De functie voor het berichtvenster retourneert NULL (leeg) als het dialoogvenster niet kan worden weergegeven.
Voorbeeld:
Load
MsgBox('Message 2', 'msgbox', 'OKCANCEL', 'ICONASTERISK') as x, 2 as r
autogenerate 1;
MsgBox(str msg [, str caption [, mb_buttons [, mb_icons[, mb_defbutton]]]] )
Deze functie retourneert een tekenreeks met de naam van de huidige gebruiker volgens het besturingssysteem. Kan zowel worden gebruikt in het load-script als in een grafiekuitdrukking.
OSUser( )
Deze functie retourneert het volledige versie- en buildnummer van QlikView als tekenreeks.
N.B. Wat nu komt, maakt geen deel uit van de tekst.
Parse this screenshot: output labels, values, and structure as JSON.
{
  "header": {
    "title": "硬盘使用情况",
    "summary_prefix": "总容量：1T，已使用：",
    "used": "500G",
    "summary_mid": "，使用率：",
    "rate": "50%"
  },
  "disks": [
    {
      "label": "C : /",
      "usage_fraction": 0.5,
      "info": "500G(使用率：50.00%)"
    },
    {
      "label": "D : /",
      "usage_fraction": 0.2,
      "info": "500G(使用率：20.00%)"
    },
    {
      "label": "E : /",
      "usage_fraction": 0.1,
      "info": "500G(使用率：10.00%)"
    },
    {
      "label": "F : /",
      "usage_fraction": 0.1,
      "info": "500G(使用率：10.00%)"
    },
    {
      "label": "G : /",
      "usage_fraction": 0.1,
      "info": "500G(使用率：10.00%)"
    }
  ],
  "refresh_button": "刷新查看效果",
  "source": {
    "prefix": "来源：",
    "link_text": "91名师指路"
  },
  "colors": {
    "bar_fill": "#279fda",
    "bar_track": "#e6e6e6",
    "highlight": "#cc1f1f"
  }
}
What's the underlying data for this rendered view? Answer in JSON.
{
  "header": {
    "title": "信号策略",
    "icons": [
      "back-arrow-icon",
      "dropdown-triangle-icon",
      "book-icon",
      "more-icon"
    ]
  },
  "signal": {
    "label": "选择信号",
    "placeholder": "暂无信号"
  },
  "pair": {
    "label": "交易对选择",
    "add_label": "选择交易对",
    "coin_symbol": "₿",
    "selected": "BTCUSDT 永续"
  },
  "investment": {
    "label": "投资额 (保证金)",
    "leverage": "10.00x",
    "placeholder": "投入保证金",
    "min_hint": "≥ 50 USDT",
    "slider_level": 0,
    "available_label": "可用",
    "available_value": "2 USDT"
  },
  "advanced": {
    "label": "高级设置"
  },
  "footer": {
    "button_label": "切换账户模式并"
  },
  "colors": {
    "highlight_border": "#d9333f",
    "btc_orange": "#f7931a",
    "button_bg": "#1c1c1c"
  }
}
Retourneert een tekenreeks met de naam van de huidige QlikView-gebruiker zoals die in een gedeelte section access is ingevoerd.
QVuser( )
Deze functie retourneert een tijdsstempel voor het moment waarop het laden van de laatste gegevens werd voltooid. Kan zowel worden gebruikt in het load-script als in een grafiekuitdrukking.
ReloadTime( )
Deze grafiekfunctie retourneert de statusnaam van het object waarin het wordt gebruikt. De QlikView-ontwikkelaar kan met deze functie dynamische tekst en kleuren instellen die zich aanpassen aan de objectstatus. Houd er rekening mee dat deze functie alleen werkt voor objecten. U kunt de functie niet gebruiken in een grafiekuitdrukking om de status te bepalen waarnaar de uitdrukking verwijst.